Published in
PLOS Medicine, Public Library of Science
Content
by Marie Auzanneau, Resthie R. Putri, Martin Wannack, Pernilla Danielsson, Stephanie Brandt-Heunemann, Claude Marcus, Susann Weihrauch-Blüher, Stefanie Lanzinger, Emilia Hagman
Background
Whether socioeconomic status (SES) influences obesity treatment response among children remains unclear. This study aimed to examine the association between SES and response to health behavior and lifestyle pediatric obesity treatment over 3 years in two European countries.
Methods and findings
In this two-cohort study, data were obtained from the Swedish Childhood Obesity Treatment Register (BORIS) and the German/Austrian/Swiss Adiposity Patients Register (APV). SES was divided into quintiles, using individual-level indicators as a composite index in Sweden and an area-level index in Germany.
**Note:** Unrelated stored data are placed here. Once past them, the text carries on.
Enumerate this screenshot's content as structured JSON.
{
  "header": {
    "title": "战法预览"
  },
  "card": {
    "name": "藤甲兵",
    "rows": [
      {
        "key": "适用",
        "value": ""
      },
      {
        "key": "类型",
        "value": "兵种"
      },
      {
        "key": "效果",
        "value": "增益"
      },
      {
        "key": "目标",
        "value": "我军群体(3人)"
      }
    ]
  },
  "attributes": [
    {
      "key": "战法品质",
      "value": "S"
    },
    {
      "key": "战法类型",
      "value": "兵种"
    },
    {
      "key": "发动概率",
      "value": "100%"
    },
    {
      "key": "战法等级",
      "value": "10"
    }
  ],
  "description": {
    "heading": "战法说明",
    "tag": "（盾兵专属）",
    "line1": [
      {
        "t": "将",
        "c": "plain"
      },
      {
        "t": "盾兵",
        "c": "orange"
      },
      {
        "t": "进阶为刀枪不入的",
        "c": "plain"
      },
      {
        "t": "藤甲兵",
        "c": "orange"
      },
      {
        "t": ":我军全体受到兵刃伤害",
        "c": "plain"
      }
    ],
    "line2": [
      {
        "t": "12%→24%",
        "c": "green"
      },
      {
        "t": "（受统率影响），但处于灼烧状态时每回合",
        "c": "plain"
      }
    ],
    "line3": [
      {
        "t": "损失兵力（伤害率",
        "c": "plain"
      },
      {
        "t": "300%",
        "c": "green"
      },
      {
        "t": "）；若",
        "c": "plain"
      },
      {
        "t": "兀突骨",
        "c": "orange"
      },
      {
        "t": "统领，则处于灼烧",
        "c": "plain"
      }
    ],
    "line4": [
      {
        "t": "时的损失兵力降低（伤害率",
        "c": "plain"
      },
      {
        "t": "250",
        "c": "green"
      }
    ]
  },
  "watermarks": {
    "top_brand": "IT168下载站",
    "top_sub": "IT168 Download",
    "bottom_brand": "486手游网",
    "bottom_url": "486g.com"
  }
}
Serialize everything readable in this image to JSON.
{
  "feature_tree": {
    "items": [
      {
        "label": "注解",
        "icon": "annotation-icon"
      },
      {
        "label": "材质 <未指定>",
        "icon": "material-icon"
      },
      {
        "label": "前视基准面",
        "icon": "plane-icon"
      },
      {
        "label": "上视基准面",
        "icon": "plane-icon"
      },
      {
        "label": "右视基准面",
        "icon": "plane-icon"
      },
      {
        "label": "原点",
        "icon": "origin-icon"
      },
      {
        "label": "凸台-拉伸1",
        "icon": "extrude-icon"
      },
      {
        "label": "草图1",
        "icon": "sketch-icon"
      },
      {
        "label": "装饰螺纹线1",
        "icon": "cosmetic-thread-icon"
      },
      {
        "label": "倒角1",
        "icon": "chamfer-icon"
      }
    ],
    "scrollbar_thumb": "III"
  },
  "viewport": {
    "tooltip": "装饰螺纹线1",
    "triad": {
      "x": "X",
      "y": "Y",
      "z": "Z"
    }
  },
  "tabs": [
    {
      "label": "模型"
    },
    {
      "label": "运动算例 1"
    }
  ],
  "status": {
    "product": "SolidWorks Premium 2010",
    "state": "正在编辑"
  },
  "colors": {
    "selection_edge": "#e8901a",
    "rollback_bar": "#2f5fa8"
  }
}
Treatment response was assessed as change in body mass index standard deviation score (BMI SDS) using linear mixed-effects models, obesity remission using Cox regression, and treatment discontinuation within six months using mixed-effects logistic regression. Analyses were stratified by country and adjusted for sex, baseline obesity class, age group, and migration background.Among 45,804 children with obesity who received health behavior and lifestyle obesity treatment, 31,293 (18,588 in Sweden and 12,705 in Germany) received at least six months of treatment. In both countries, higher baseline BMI SDS was associated with lower SES, <0.001. Associations between SES and change in BMI SDS differed between countries. In Sweden, SES was not associated with change in BMI SDS over time (p = 0.143). In Germany, higher SES was associated with greater reductions in BMI SDS (p < 0.001), with the largest decreases observed in the highest SES quintile after 2 years of treatment, −0.36 (95% CI [−0.38, −0.34]), sustained at 3 years (−0.34, 95% CI [−0.38, −0.29]). The difference in BMI SDS reduction between the highest and the lowest SES was greatest after 2 years, −0.12 (95% CI [−0.13, −0.12]) than after 3 years, −0.05 (95% CI [−0.07, −0.03]). Obesity remission showed a socioeconomic gradient in both countries, with higher adjusted probabilities in the highest versus lowest SES quintile (Sweden: 0.49 versus 0.37; Germany: 0.53 versus 0.45), corresponding to rate ratios of 1.63 (95% CI [1.44, 1.86]; p < 0.001) and 1.35 (95% CI [1.22, 1.50]; p < 0.001), respectively. Treatment discontinuation also differed by country. In Germany, higher SES compared to the lowest SES was associated with lower odds of discontinuation,OR of 0.82 (95% CI [0.74, 0.90]; p < 0.001), whereas no association was observed in Sweden. Residual confounding due to unavailable clinical and familial characteristics could not be ruled out.
Conclusions
SES was associated with pediatric obesity treatment outcomes, but patterns differed between countries. While socioeconomic gradients in remission were observed in both settings, inequalities in BMI SDS reduction and treatment discontinuation were evident only in Germany, pointing to potential roles of both measurement differences and contextual factors.